Mécanismes de division cellulaire : leçons d’un nématode

Mechanisms of cell division: lessons from a nematode

ISREC (Institut Suisse de Recherche Expérimentale sur le Cancer), 155, chemin des Bouveresses, CH-1066 Epalinges/Lausanne, Suisse

^* pierre.gonczy@isrec.unil.ch

Résumé

L’embryon du nématode Caenorhabditis elegans représente un système expérimental de choix pour disséquer les mécanismes qui orchestrent les processus de division cellulaire dans un organisme multicellulaire. En effet, un faisceau d’approches cellulaires, génétiques, moléculaires et génomiques permettent d’aborder chez cet organisme nombre de questions fondamentales relatives à la division cellulaire. Certaines des molécules caractérisées chez ce nématode pourraient jouer un rôle important dans d’autres organismes, y compris l’être humain.
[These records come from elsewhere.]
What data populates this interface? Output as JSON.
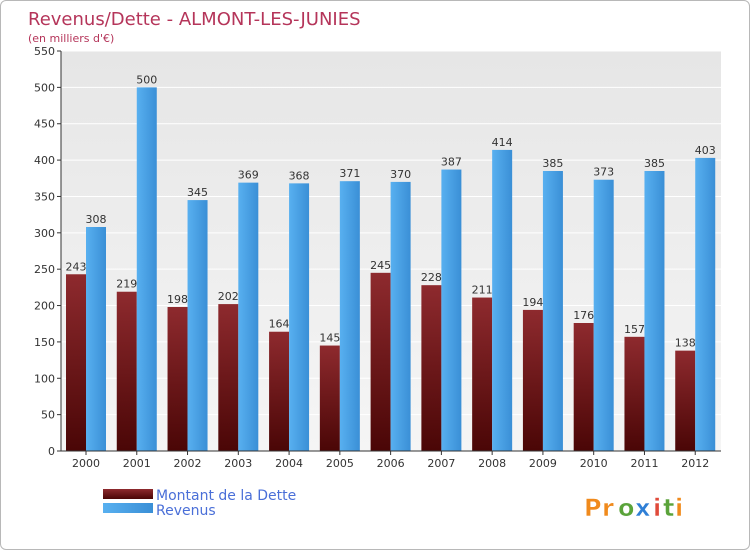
{
  "chart_data": {
    "type": "bar",
    "title": "Revenus/Dette - ALMONT-LES-JUNIES",
    "subtitle": "(en milliers d'€)",
    "categories": [
      "2000",
      "2001",
      "2002",
      "2003",
      "2004",
      "2005",
      "2006",
      "2007",
      "2008",
      "2009",
      "2010",
      "2011",
      "2012"
    ],
    "series": [
      {
        "name": "Montant de la Dette",
        "color": "#7a1e22",
        "values": [
          243,
          219,
          198,
          202,
          164,
          145,
          245,
          228,
          211,
          194,
          176,
          157,
          138
        ]
      },
      {
        "name": "Revenus",
        "color": "#4aa3e6",
        "values": [
          308,
          500,
          345,
          369,
          368,
          371,
          370,
          387,
          414,
          385,
          373,
          385,
          403
        ]
      }
    ],
    "yticks": [
      0,
      50,
      100,
      150,
      200,
      250,
      300,
      350,
      400,
      450,
      500,
      550
    ],
    "ylim": [
      0,
      550
    ],
    "grid": true,
    "xlabel": "",
    "ylabel": "",
    "legend_position": "bottom-left"
  },
  "brand": {
    "name": "Proxiti",
    "letters": [
      "P",
      "r",
      "o",
      "x",
      "i",
      "t",
      "i"
    ],
    "colors": [
      "#f08a1c",
      "#f08a1c",
      "#5aa33a",
      "#2f7fd6",
      "#e04a3a",
      "#5aa33a",
      "#f08a1c"
    ]
  }
}
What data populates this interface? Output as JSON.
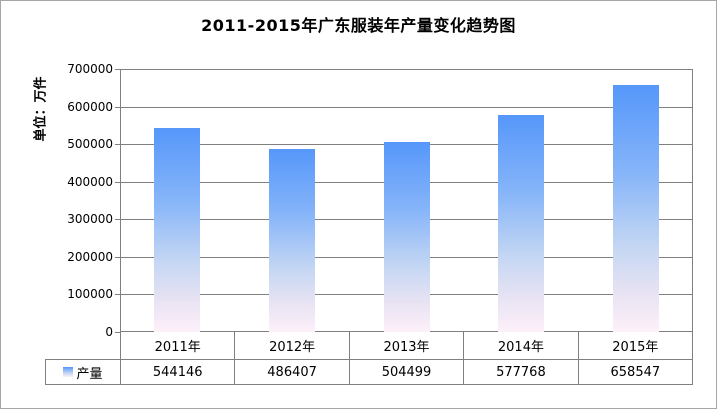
{
  "window": {
    "background": "#ffffff",
    "border_color": "#a6a6a6"
  },
  "chart_data": {
    "type": "bar",
    "title": "2011-2015年广东服装年产量变化趋势图",
    "ylabel": "单位：万件",
    "xlabel": "",
    "categories": [
      "2011年",
      "2012年",
      "2013年",
      "2014年",
      "2015年"
    ],
    "series": [
      {
        "name": "产量",
        "values": [
          544146,
          486407,
          504499,
          577768,
          658547
        ]
      }
    ],
    "ylim": [
      0,
      700000
    ],
    "yticks": [
      0,
      100000,
      200000,
      300000,
      400000,
      500000,
      600000,
      700000
    ],
    "grid": true,
    "legend_position": "bottom-table-left",
    "data_table_shown": true,
    "colors": {
      "bar_gradient": [
        "#5697fa",
        "#85b4f9",
        "#c3d6f3",
        "#e9e3f3",
        "#fdf0f9"
      ],
      "gridline": "#808080",
      "axis": "#808080",
      "table_border": "#808080",
      "text": "#000000"
    }
  }
}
Dès lors, la recherche fondamentale menée sur l’embryon de C. elegans devrait avoir, à terme, un impact significatif sur le développement de nouveaux outils diagnostiques et thérapeutiques.

Abstract

The mechanisms orchestrating spatial cell division control remain poorly understood. In animal cells, the position of the mitotic spindle dictates cleavage furrow placement, and thus plays a key role in governing spatial relationships between resulting daughter cells. The one-cell stage Caenorhabditis elegans embryo is an attractive model system to investigate the mechanisms underlying spindle positioning in metazoans. In this review, the experimental advantages of this model system for an in vivo dissection of cell division processes are first discussed. Next, three lines of experiments that were conducted to dissect the mechanisms governing spindle positioning in one-cell stage C. elegans embryos are summarized. First, localized laser micro-irradiations were utilized to identify the forces acting on spindle poles during anaphase. This work revealed that there is a precise imbalance of pulling forces acting on the two spindle poles, with the forces acting on the posterior spindle pole being in slight excess, thus explaining the asymmetric spindle position achieved by the end of anaphase. Second, an RNAi-based fonctional genomic screen was carried out to identify novel components required for generating these pulling forces. This uncovered that gpr-1/gpr-2, which encode GoLoco-containing proteins, as well as the previously identified Ga subunits goa- 1/gpa-16, are required for generation of pulling forces on the spindle poles. Third, the zyg-8 locus was identified by mutational analysis to play a distinct role during anaphase spindle positioning. zyg-8 was found to encode a protein related to human Doublecortin, which is affected in patients with neuronal migration disorders. Moreover, ZYG- 8 is a microtubule-associated protein that stabilizes microtubules against depolymerization. Together, these experimental approaches contribute to a better understanding of the mechanisms orchestrating spatial cell division control in metazoan organisms.